Apr 23, 2019 07:09PM karen1956 wrote:
Thanks for sharing this information. I had an oophorectomy after finishing chemo and rads....was not aware of the GI track, but was of the common areas for ductal - bones, liver, brain. My oncologist still sees me every 6 months. I'm 13 years old and hope NED continues to be my friend.
Apr 24, 2019 11:47AM Mavericksmom wrote:
Hannah, Thanks for your post. Right now I feel like a terrible person. I didn't think my doctors cared what I did. I was (still am) petrified to take the Letrozole. Then, about an hour ago my MO called me, "just to talk." She listened to me and my reasons for not taking the drug. She assured me that if I had a really bad reaction that I could stop it and we could find something that would work better. She told me that even if I didn't take the AI, that she would want to see me every three months for follow up visits.
So, I am going to "eat my words", I seem to do that a lot since I found out about my recurrence. I told her I will start the Letrozole tomorrow.

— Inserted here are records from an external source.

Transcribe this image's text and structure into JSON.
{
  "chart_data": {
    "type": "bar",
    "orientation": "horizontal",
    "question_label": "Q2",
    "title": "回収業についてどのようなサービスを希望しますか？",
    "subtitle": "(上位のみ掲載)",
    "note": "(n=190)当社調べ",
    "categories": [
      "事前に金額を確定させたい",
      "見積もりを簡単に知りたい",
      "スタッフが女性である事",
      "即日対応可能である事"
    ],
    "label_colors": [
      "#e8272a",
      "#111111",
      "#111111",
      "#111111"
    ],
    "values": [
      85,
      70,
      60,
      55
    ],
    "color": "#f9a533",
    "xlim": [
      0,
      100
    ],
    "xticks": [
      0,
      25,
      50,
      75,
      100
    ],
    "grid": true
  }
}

It helps knowing that you are doing well on Letrozole! Thank you!
Apr 24, 2019 12:30PM robinblessed54 wrote:
Mavericks, I am on Letrozole( after trying the other 2 first), and I have no horrible SE. When I changed my MO, she wanted Letrozole because it works best for ILC. Glad your MO listened and assured you she would look out for you. I hope you continue to fight the fight for your best health.